Le pragmatisme doit primer sur tout autre biais

par Marc-Ali Ben Abdallah, stratégiste chez Credit Agricole AM

Les marchés financiers sont mus par des tendances fort contrastées en ce début de mois de septembre, malgré des statistiques économiques qui continuent de surprendre à la hausse. L’enchevêtrement des signaux de marché est étonnamment compliqué. En effet, on observe simultanément une baisse des taux toutes maturités confondues, une remontée des primes de risque de crédit, et plus généralement une plus grande volatilité des indicateurs d’appétit pour le risque, le franchissement du seuil des 1000$ pour une once d’or, et enfin des marchés actions au directionnel moins affirmé…le rallye se consumerait-il ?

Notre conviction est que l’environnement devrait rester favorable aux actifs risqués à moyen terme, en grande partie grâce à une politique économique (monétaire et fiscale) exceptionnellement accommodante. Ceci étant, il faut dès maintenant se préparer à un changement de phase caractérisé par un retour vers un équilibre de post-crise.

Les commentaires des banquiers centraux sont presque devenus répétitifs sur les perspectives de moyen terme de leurs économies domestiques, à quelques rares exceptions près, comme l’Australie. Tous assènent que le risque d’apparition de tensions inflationnistes demeure inexistant. Tous formulent des projections de croissance en demi-teinte. Malgré cette prudence à peine voilée, les actifs risqués, au cours des six derniers mois, ont accéléré en avance du rebond des indicateurs cycliques. Cette dynamique haussière est pour l’essentiel le reflet d’une confiance retrouvée sur les marchés après que les investisseurs aient vu s’écarter la thèse du pire (une spirale déflationniste dans un contexte récessif).

Il faut le souligner, une foultitude de bonnes surprises économique sont fait surface: une liquidation rapide des stocks, un tassement d’un rythme de destructions d’emplois rarement égalé depuis la seconde guerre mondiale et pour finir, des chiffres de croissance positifs au second trimestre 2009.

Toutefois, la rentrée a été émaillée des interrogations d’investisseurs sur la capacité du flux de données macroéconomiques à pouvoir encore les surprendre. Une fois la trajectoire économique appréhendée, il est peu crédible que les marchés s’inscrivent durablement dans un mode adaptatif, à savoir des projections de court terme constamment révisées à la hausse. De fait, la sensibilité des actifs aux nouvelles macroéconomiques s’est atténuée. Il importe, maintenant, d’essayer de décrypter les anticipations des investisseurs.

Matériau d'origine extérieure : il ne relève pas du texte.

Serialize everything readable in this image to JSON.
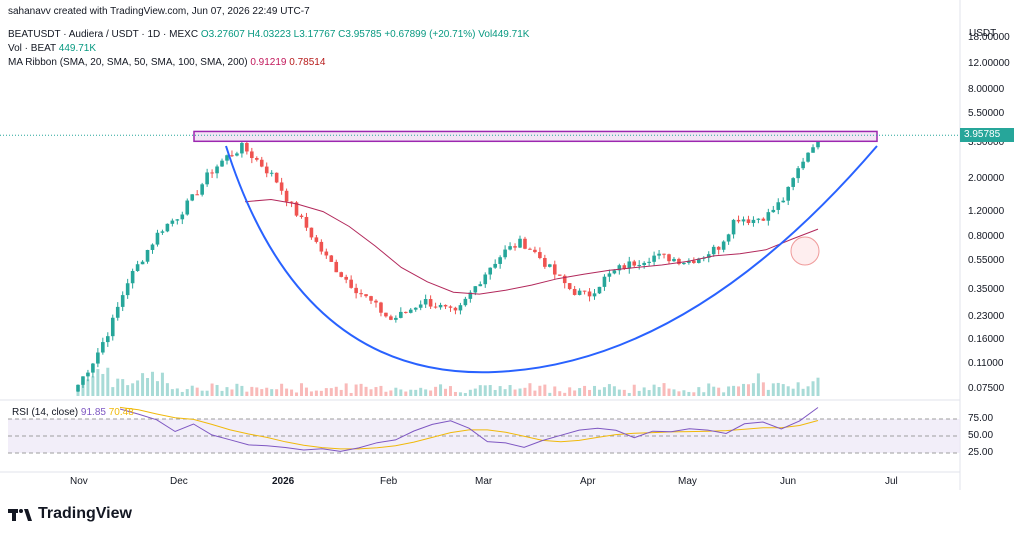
{
  "header": {
    "created_line": "sahanavv created with TradingView.com, Jun 07, 2026 22:49 UTC-7"
  },
  "legend": {
    "symbol_line": "BEATUSDT · Audiera / USDT · 1D · MEXC",
    "ohlc": "O3.27607  H4.03223  L3.17767  C3.95785  +0.67899 (+20.71%)  Vol449.71K",
    "vol_label": "Vol · BEAT",
    "vol_value": "449.71K",
    "ma_label": "MA Ribbon (SMA, 20, SMA, 50, SMA, 100, SMA, 200)",
    "ma_value_1": "0.91219",
    "ma_value_2": "0.78514"
  },
  "rsi": {
    "label": "RSI (14, close)",
    "value_1": "91.85",
    "value_2": "70.48"
  },
  "price_scale": {
    "currency": "USDT",
    "last_price": "3.95785"
  },
  "branding": {
    "logo_text": "TradingView"
  },
  "colors": {
    "up": "#26a69a",
    "down": "#ef5350",
    "ma": "#b2285b",
    "curve": "#2962ff",
    "resistance": "#9c27b0",
    "rsi_line": "#7e57c2",
    "rsi_ma": "#f0b90b"
  },
  "chart_data": {
    "type": "candlestick",
    "y_scale": "log",
    "y_ticks": [
      "18.00000",
      "12.00000",
      "8.00000",
      "5.50000",
      "3.50000",
      "2.00000",
      "1.20000",
      "0.80000",
      "0.55000",
      "0.35000",
      "0.23000",
      "0.16000",
      "0.11000",
      "0.07500"
    ],
    "x_ticks": [
      "Nov",
      "Dec",
      "2026",
      "Feb",
      "Mar",
      "Apr",
      "May",
      "Jun",
      "Jul"
    ],
    "rsi_ticks": [
      "75.00",
      "50.00",
      "25.00"
    ],
    "close_path": [
      0.08,
      0.12,
      0.2,
      0.4,
      0.6,
      0.9,
      1.1,
      1.5,
      2.2,
      2.8,
      3.3,
      2.6,
      2.0,
      1.3,
      0.9,
      0.6,
      0.45,
      0.35,
      0.28,
      0.22,
      0.25,
      0.3,
      0.27,
      0.24,
      0.35,
      0.5,
      0.65,
      0.75,
      0.6,
      0.45,
      0.35,
      0.32,
      0.42,
      0.5,
      0.55,
      0.6,
      0.58,
      0.55,
      0.6,
      0.7,
      1.1,
      1.05,
      1.15,
      1.5,
      2.6,
      3.95785
    ],
    "ma_path": [
      1.4,
      1.45,
      1.35,
      1.2,
      0.95,
      0.7,
      0.5,
      0.4,
      0.34,
      0.33,
      0.35,
      0.38,
      0.42,
      0.45,
      0.48,
      0.5,
      0.52,
      0.55,
      0.6,
      0.62,
      0.66,
      0.78,
      0.91219
    ],
    "resistance_level": [
      3.6,
      4.2
    ],
    "rsi_values": [
      92,
      85,
      70,
      60,
      65,
      55,
      45,
      40,
      35,
      32,
      30,
      28,
      30,
      35,
      40,
      45,
      55,
      65,
      70,
      60,
      45,
      38,
      35,
      40,
      50,
      55,
      60,
      55,
      50,
      55,
      60,
      62,
      58,
      55,
      65,
      70,
      62,
      75,
      91.85
    ]
  }
}
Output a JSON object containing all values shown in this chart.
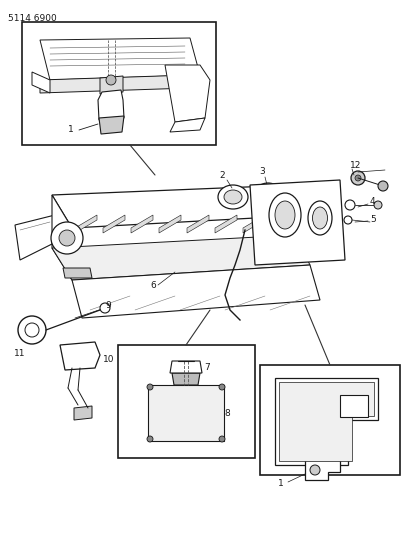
{
  "title_code": "5114 6900",
  "background_color": "#ffffff",
  "line_color": "#1a1a1a",
  "fig_width": 4.08,
  "fig_height": 5.33,
  "dpi": 100
}
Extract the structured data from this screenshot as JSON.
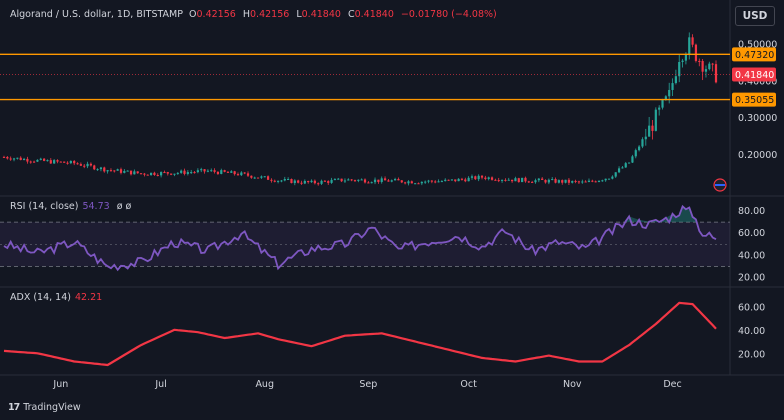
{
  "header": {
    "symbol": "Algorand / U.S. dollar, 1D, BITSTAMP",
    "o_label": "O",
    "o_value": "0.42156",
    "h_label": "H",
    "h_value": "0.42156",
    "l_label": "L",
    "l_value": "0.41840",
    "c_label": "C",
    "c_value": "0.41840",
    "change": "−0.01780 (−4.08%)"
  },
  "currency_button": "USD",
  "branding": "TradingView",
  "colors": {
    "background": "#131722",
    "up": "#26a69a",
    "down": "#f23645",
    "level": "#ff9800",
    "rsi_line": "#7e57c2",
    "adx_line": "#f23645",
    "text": "#d1d4dc"
  },
  "chart_data": [
    {
      "type": "candlestick",
      "title": "Algorand / U.S. dollar, 1D, BITSTAMP",
      "y_axis_ticks": [
        "0.50000",
        "0.40000",
        "0.30000",
        "0.20000"
      ],
      "ylim": [
        0.1,
        0.55
      ],
      "x_ticks": [
        "Jun",
        "Jul",
        "Aug",
        "Sep",
        "Oct",
        "Nov",
        "Dec"
      ],
      "horizontal_levels": [
        {
          "label": "0.47320",
          "value": 0.4732
        },
        {
          "label": "0.35055",
          "value": 0.35055
        }
      ],
      "last_price": {
        "label": "0.41840",
        "value": 0.4184
      },
      "anchors": [
        [
          "May 15",
          0.195
        ],
        [
          "May 25",
          0.185
        ],
        [
          "Jun 5",
          0.178
        ],
        [
          "Jun 15",
          0.16
        ],
        [
          "Jun 25",
          0.15
        ],
        [
          "Jul 5",
          0.152
        ],
        [
          "Jul 15",
          0.157
        ],
        [
          "Jul 25",
          0.148
        ],
        [
          "Aug 5",
          0.132
        ],
        [
          "Aug 15",
          0.125
        ],
        [
          "Aug 25",
          0.133
        ],
        [
          "Sep 5",
          0.131
        ],
        [
          "Sep 15",
          0.128
        ],
        [
          "Sep 25",
          0.13
        ],
        [
          "Oct 5",
          0.14
        ],
        [
          "Oct 15",
          0.133
        ],
        [
          "Oct 25",
          0.13
        ],
        [
          "Nov 5",
          0.125
        ],
        [
          "Nov 12",
          0.14
        ],
        [
          "Nov 18",
          0.18
        ],
        [
          "Nov 24",
          0.27
        ],
        [
          "Nov 30",
          0.36
        ],
        [
          "Dec 3",
          0.47
        ],
        [
          "Dec 6",
          0.5
        ],
        [
          "Dec 9",
          0.46
        ],
        [
          "Dec 12",
          0.43
        ],
        [
          "Dec 14",
          0.418
        ]
      ]
    },
    {
      "type": "line",
      "title": "RSI (14, close)",
      "value_label": "54.73",
      "extra": "ø  ø",
      "y_axis_ticks": [
        "80.00",
        "60.00",
        "40.00",
        "20.00"
      ],
      "ylim": [
        15,
        90
      ],
      "bands": [
        30,
        70
      ],
      "anchors": [
        [
          "May 15",
          50
        ],
        [
          "May 25",
          42
        ],
        [
          "Jun 5",
          52
        ],
        [
          "Jun 15",
          30
        ],
        [
          "Jun 25",
          34
        ],
        [
          "Jul 5",
          52
        ],
        [
          "Jul 15",
          44
        ],
        [
          "Jul 25",
          60
        ],
        [
          "Aug 5",
          32
        ],
        [
          "Aug 15",
          46
        ],
        [
          "Aug 25",
          50
        ],
        [
          "Sep 2",
          65
        ],
        [
          "Sep 10",
          45
        ],
        [
          "Sep 18",
          52
        ],
        [
          "Sep 28",
          58
        ],
        [
          "Oct 5",
          48
        ],
        [
          "Oct 12",
          62
        ],
        [
          "Oct 20",
          44
        ],
        [
          "Oct 28",
          52
        ],
        [
          "Nov 5",
          46
        ],
        [
          "Nov 12",
          60
        ],
        [
          "Nov 18",
          72
        ],
        [
          "Nov 24",
          68
        ],
        [
          "Nov 30",
          74
        ],
        [
          "Dec 4",
          82
        ],
        [
          "Dec 7",
          78
        ],
        [
          "Dec 10",
          60
        ],
        [
          "Dec 14",
          55
        ]
      ]
    },
    {
      "type": "line",
      "title": "ADX (14, 14)",
      "value_label": "42.21",
      "y_axis_ticks": [
        "60.00",
        "40.00",
        "20.00"
      ],
      "ylim": [
        5,
        75
      ],
      "anchors": [
        [
          "May 15",
          23
        ],
        [
          "May 25",
          21
        ],
        [
          "Jun 5",
          14
        ],
        [
          "Jun 15",
          11
        ],
        [
          "Jun 25",
          28
        ],
        [
          "Jul 5",
          41
        ],
        [
          "Jul 12",
          39
        ],
        [
          "Jul 20",
          34
        ],
        [
          "Jul 30",
          38
        ],
        [
          "Aug 5",
          33
        ],
        [
          "Aug 15",
          27
        ],
        [
          "Aug 25",
          36
        ],
        [
          "Sep 5",
          38
        ],
        [
          "Sep 15",
          31
        ],
        [
          "Sep 25",
          24
        ],
        [
          "Oct 5",
          17
        ],
        [
          "Oct 15",
          14
        ],
        [
          "Oct 25",
          19
        ],
        [
          "Nov 3",
          14
        ],
        [
          "Nov 10",
          14
        ],
        [
          "Nov 18",
          28
        ],
        [
          "Nov 26",
          46
        ],
        [
          "Dec 3",
          64
        ],
        [
          "Dec 7",
          63
        ],
        [
          "Dec 14",
          42
        ]
      ]
    }
  ]
}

Plusieurs scénarios contraires semblent coexister au sein des marchés financiers. Ces derniers s’échelonnent d’un risque de rechute de l’économie mondiale – le plus crédible d’entre eux évoque l’impact négatif de la hausse du prix des matières premières, comme le pétrole, sur le budget des ménages – à un risque de normalisation plus rapide qu’attendu de la politique monétaire. Autant il est difficile de se convaincre d’un prix du pétrole au-delà des 60$ étant donné la faiblesse de la demande mondiale, autant il est peu vraisemblable que les gouvernements ou les Banques Centrales s’engagent dès à présent dans une normalisation (hausse des taux ou hausse des impôts). Ceci, bien entendu, n’exclut pas que des programmes spécifiques de provisions de liquidité ou de rachat d’actifs puissent être éteints.

Mais les conditions en faveur d’une poursuite de l’expansion du bilan des Banques Centrales, ou au moins une recomposition de ceux-ci via l’achat d’actifs de maturité longue, sont encore bien présentes : l’offre de crédit reste contrainte par une solvabilité dégradée des ménages et des entreprises, les écarts aux croissances potentielles sont abyssaux, les indices de prix continuent de baisser fortement…Les actifs risqué sont déjà validé la thèse d’un rebond global et fort.

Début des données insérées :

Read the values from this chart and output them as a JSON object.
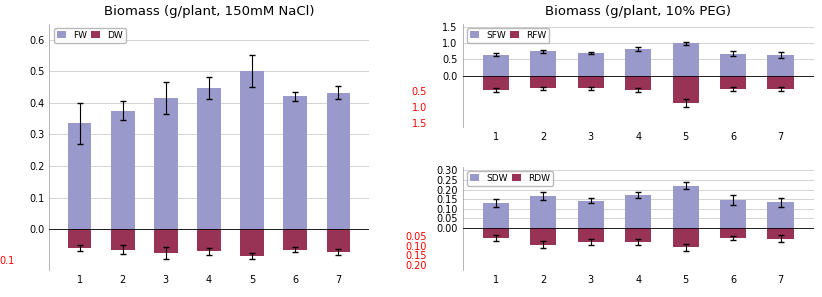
{
  "left_title": "Biomass (g/plant, 150mM NaCl)",
  "right_title": "Biomass (g/plant, 10% PEG)",
  "categories": [
    1,
    2,
    3,
    4,
    5,
    6,
    7
  ],
  "nacl_fw": [
    0.335,
    0.375,
    0.415,
    0.448,
    0.5,
    0.42,
    0.432
  ],
  "nacl_fw_err": [
    0.065,
    0.03,
    0.05,
    0.035,
    0.05,
    0.015,
    0.02
  ],
  "nacl_dw": [
    0.06,
    0.065,
    0.075,
    0.07,
    0.085,
    0.065,
    0.072
  ],
  "nacl_dw_err": [
    0.01,
    0.015,
    0.018,
    0.012,
    0.01,
    0.008,
    0.01
  ],
  "peg_sfw": [
    0.65,
    0.75,
    0.7,
    0.82,
    1.0,
    0.68,
    0.63
  ],
  "peg_sfw_err": [
    0.06,
    0.05,
    0.04,
    0.06,
    0.05,
    0.08,
    0.1
  ],
  "peg_rfw": [
    0.45,
    0.4,
    0.4,
    0.45,
    0.85,
    0.42,
    0.42
  ],
  "peg_rfw_err": [
    0.06,
    0.05,
    0.04,
    0.06,
    0.12,
    0.06,
    0.07
  ],
  "peg_sdw": [
    0.13,
    0.165,
    0.142,
    0.172,
    0.22,
    0.145,
    0.132
  ],
  "peg_sdw_err": [
    0.02,
    0.02,
    0.015,
    0.015,
    0.018,
    0.025,
    0.025
  ],
  "peg_rdw": [
    0.055,
    0.09,
    0.075,
    0.078,
    0.105,
    0.055,
    0.06
  ],
  "peg_rdw_err": [
    0.018,
    0.02,
    0.015,
    0.015,
    0.02,
    0.01,
    0.018
  ],
  "color_blue": "#9999cc",
  "color_darkred": "#993355",
  "title_fontsize": 9.5,
  "tick_fontsize": 7,
  "bar_width": 0.55
}
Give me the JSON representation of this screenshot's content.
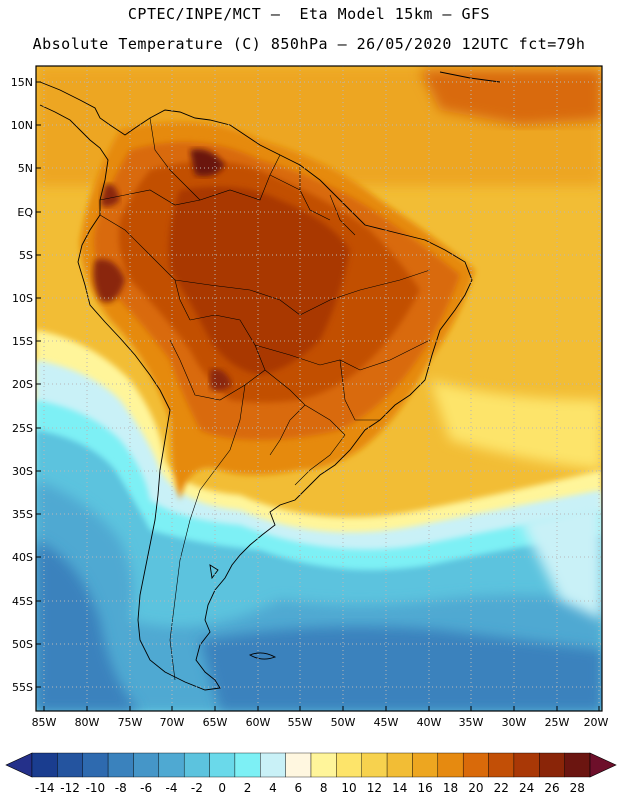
{
  "title_line1": "CPTEC/INPE/MCT –  Eta Model 15km – GFS",
  "title_line2": "Absolute Temperature (C) 850hPa – 26/05/2020 12UTC fct=79h",
  "lat_labels": [
    "15N",
    "10N",
    "5N",
    "EQ",
    "5S",
    "10S",
    "15S",
    "20S",
    "25S",
    "30S",
    "35S",
    "40S",
    "45S",
    "50S",
    "55S"
  ],
  "lon_labels": [
    "85W",
    "80W",
    "75W",
    "70W",
    "65W",
    "60W",
    "55W",
    "50W",
    "45W",
    "40W",
    "35W",
    "30W",
    "25W",
    "20W"
  ],
  "colorbar": {
    "labels": [
      "-14",
      "-12",
      "-10",
      "-8",
      "-6",
      "-4",
      "-2",
      "0",
      "2",
      "4",
      "6",
      "8",
      "10",
      "12",
      "14",
      "16",
      "18",
      "20",
      "22",
      "24",
      "26",
      "28"
    ],
    "colors": [
      "#1a3d8f",
      "#24549f",
      "#2e6aaf",
      "#3a82bd",
      "#4596c8",
      "#4fa9d2",
      "#5cc3de",
      "#6ad9ea",
      "#7df0f5",
      "#c9f1f7",
      "#fff7e0",
      "#fff59a",
      "#fde46a",
      "#f7d24e",
      "#f2bd35",
      "#eda620",
      "#e68a10",
      "#d96a0a",
      "#c24f06",
      "#a93806",
      "#8a2508",
      "#6b1510"
    ],
    "under_color": "#24308a",
    "over_color": "#6d0f2a"
  }
}
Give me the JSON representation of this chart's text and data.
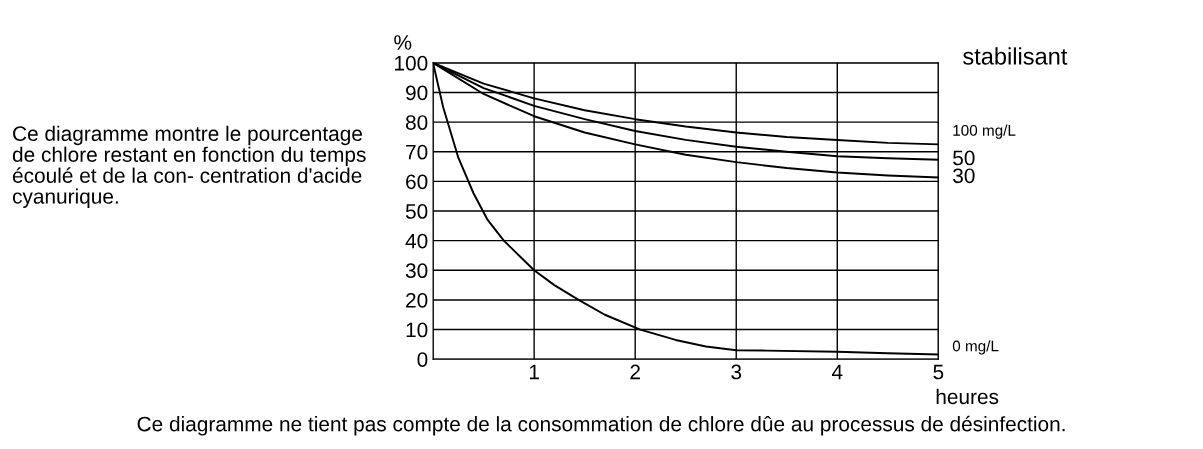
{
  "chart_data": {
    "type": "line",
    "xlabel": "heures",
    "ylabel": "%",
    "xlim": [
      0,
      5
    ],
    "ylim": [
      0,
      100
    ],
    "xticks": [
      {
        "value": 0,
        "label": null
      },
      1,
      2,
      3,
      4,
      5
    ],
    "yticks": [
      0,
      10,
      20,
      30,
      40,
      50,
      60,
      70,
      80,
      90,
      100
    ],
    "grid": true,
    "legend": false,
    "marker": "none",
    "line_style": "solid",
    "annotations": [
      "Ce diagramme montre le pourcentage\nde chlore restant en fonction du temps\nécoulé et de la con- centration d'acide\ncyanurique.",
      "stabilisant",
      "Ce diagramme ne tient pas compte de la consommation de chlore dûe au processus de désinfection."
    ],
    "series": [
      {
        "name": "100 mg/L",
        "color": "#000000",
        "x": [
          0,
          0.5,
          1,
          1.5,
          2,
          2.5,
          3,
          3.5,
          4,
          4.5,
          5
        ],
        "values": [
          100,
          93,
          88,
          84,
          81,
          78.5,
          76.5,
          75,
          74,
          73,
          72.5
        ]
      },
      {
        "name": "50",
        "color": "#000000",
        "x": [
          0,
          0.5,
          1,
          1.5,
          2,
          2.5,
          3,
          3.5,
          4,
          4.5,
          5
        ],
        "values": [
          100,
          91.5,
          85.5,
          81,
          77,
          74,
          71.7,
          70,
          68.5,
          67.8,
          67.3
        ]
      },
      {
        "name": "30",
        "color": "#000000",
        "x": [
          0,
          0.5,
          1,
          1.5,
          2,
          2.5,
          3,
          3.5,
          4,
          4.5,
          5
        ],
        "values": [
          100,
          89.5,
          82,
          76.5,
          72.5,
          69,
          66.5,
          64.5,
          63,
          62,
          61.3
        ]
      },
      {
        "name": "0 mg/L",
        "color": "#000000",
        "x": [
          0,
          0.1,
          0.25,
          0.4,
          0.54,
          0.7,
          0.85,
          1,
          1.2,
          1.44,
          1.7,
          2.05,
          2.4,
          2.7,
          3,
          3.3,
          4,
          4.5,
          5
        ],
        "values": [
          100,
          85,
          68,
          56,
          47,
          40,
          35,
          30,
          25,
          20,
          15,
          10,
          6.5,
          4.3,
          3,
          2.9,
          2.5,
          2,
          1.6
        ]
      }
    ]
  }
}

Viendra inévitablement la seconde phase: celle d’une croissance molle peu ou prou en ligne avec le scenario des Banques Centrales. Entre temps, les prix des actifs risqués devront s’ajuster. Ceci impose une conclusion pragmatique : plus que jamais, il faut être vigilant aux valorisations pour éviter la douloureuse expérience d’un retour vers une trajectoire de performance cohérente avec une croissance soutenable.